As pleasing as it was to hear Tommy call a murdering spade like Oliver a murdering spade (Digg, unknowingly, backs Tommy up in calling Ollie on his shit this week), I had mixed feelings on how the episode left the two. Tommy and Oliver reconciling is a good development, mostly because it has tragedy written all over it. Yet, doing so meant having a ho-hum Huntress A-plot, and watching detective Hall hurriedly written out, likely to never be mentioned again. Arrow is showing more signs that it can drive its characters and plot to interesting locations, but television isn’t about where you’re going, it’s how you get there. Let’s hope the journey through the final seven episodes of this season of Arrow proves to be as rewarding as whatever the destination might be.
• Stray Thoughts
-Ah, the good ol’, “TV Strip Club Where Everyone Is Wearing Clothes.” This episode didn’t even warrant a “sexual content” warning on my broadcast, though I figured censors would have had a bigger issue with the Ollie-Hall free-for-all.
-So, I’m guessing from how desperately the climax cut around Frank Bertinelli’s face, nobody could get a hold of Jeffrey Nordling this week?
-No wonder date #6 is so tense for Oliver. The last three people he slept with wound up drowned on a boat, turned into a homicidal vigilante, or shot through the femur.
-Well, maybe that first one isn’t so dead. The Lances convene to discuss the possibility of Sara still being alive on one of the islands Oliver was marooned on. I’ll reserve judgment on this until we learn more, as right now my reaction is a sustained “whaaaaa?”

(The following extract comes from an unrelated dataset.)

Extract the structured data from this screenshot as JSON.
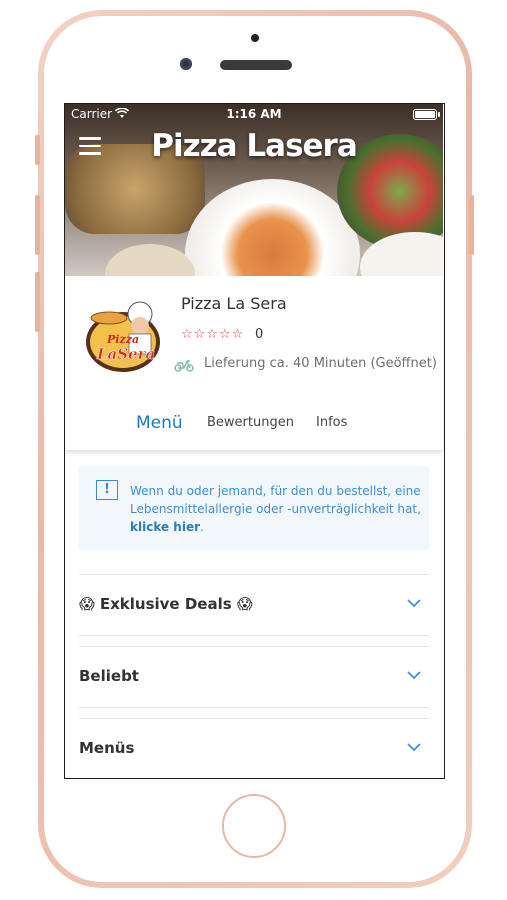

-That’s not entirely true. I stand in awe, not “wha,” of Paul Blackthorne’s accent, which grows more and more like Looney Tunes’ Rocky each episode.

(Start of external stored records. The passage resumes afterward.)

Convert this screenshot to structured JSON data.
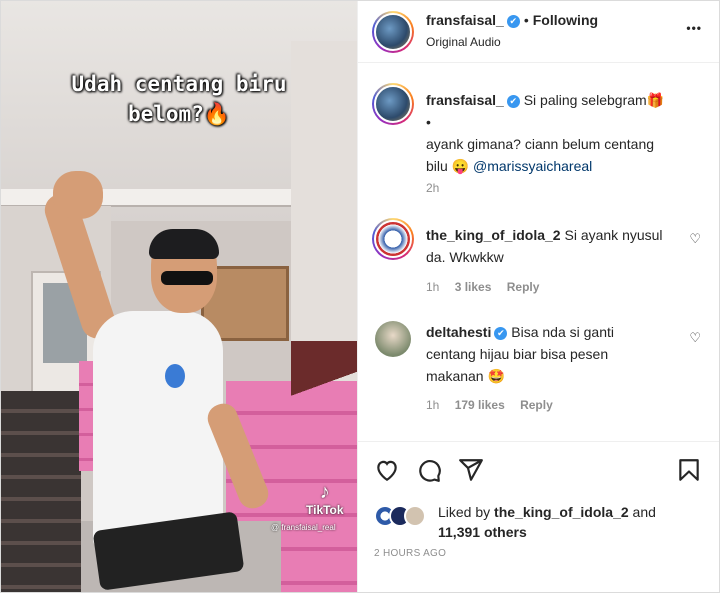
{
  "media": {
    "overlay_line1": "Udah centang biru",
    "overlay_line2": "belom?🔥",
    "watermark": "TikTok",
    "watermark_user": "@ fransfaisal_real"
  },
  "header": {
    "username": "fransfaisal_",
    "verified_icon": "✔",
    "separator": "•",
    "follow_status": "Following",
    "audio": "Original Audio",
    "more_icon": "•••"
  },
  "post": {
    "username": "fransfaisal_",
    "verified_icon": "✔",
    "line1": "Si paling selebgram🎁",
    "bullet": "•",
    "line2": "ayank gimana? ciann belum centang",
    "line3_text": "bilu 😛",
    "mention": "@marissyaichareal",
    "time": "2h"
  },
  "comments": [
    {
      "username": "the_king_of_idola_2",
      "text_line1": "Si ayank nyusul",
      "text_line2": "da. Wkwkkw",
      "time": "1h",
      "likes": "3 likes",
      "reply": "Reply",
      "heart_icon": "♡"
    },
    {
      "username": "deltahesti",
      "verified_icon": "✔",
      "text_line1": "Bisa nda si ganti",
      "text_line2": "centang hijau biar bisa pesen",
      "text_line3": "makanan 🤩",
      "time": "1h",
      "likes": "179 likes",
      "reply": "Reply",
      "heart_icon": "♡"
    }
  ],
  "actions": {
    "like_icon": "heart-icon",
    "comment_icon": "comment-icon",
    "share_icon": "share-icon",
    "save_icon": "bookmark-icon"
  },
  "likes": {
    "prefix": "Liked by",
    "user": "the_king_of_idola_2",
    "and": "and",
    "count": "11,391 others"
  },
  "timestamp": "2 HOURS AGO",
  "colors": {
    "verified": "#3897f0",
    "link": "#00376b",
    "muted": "#8e8e8e",
    "text": "#262626"
  }
}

-Remember, girls: if a cute boy calls you a stuckup bitch, it’s because he secretly likes you. Oh, and true love means having a relationship in which one partner doesn’t have to apologize for hurting the other. I took effort to avoid making a Twilight comparison when Roy won Thea’s heart with his fists, but the horrendous romantic lessons from this episode made that difficult.
-Serious Beetlejuice effect this episode, wherein characters mention someone, and they are summoned. Oliver saying he has a tech problem, and Smoak suddenly appearing for the first time, counts.
-According to the internet, Steve Aoki is a real person/DJ. Perhaps that justified the endless club party scene for some viewers.
-And speaking of Justified: last night’s episode, also featuring a decoy convoy, and, of course, U.S. Marshalls, was one of the best hours of TV 2013 is going to see. That I didn’t spend this review talking about that exclusively proves Arrow must have at least gotten something right this week.
-Island Update: Oliver and Wilson steal a microchip from the Metal Gear. Manu Bennett blasts fools with duellie pistols. I cheer like an idiot.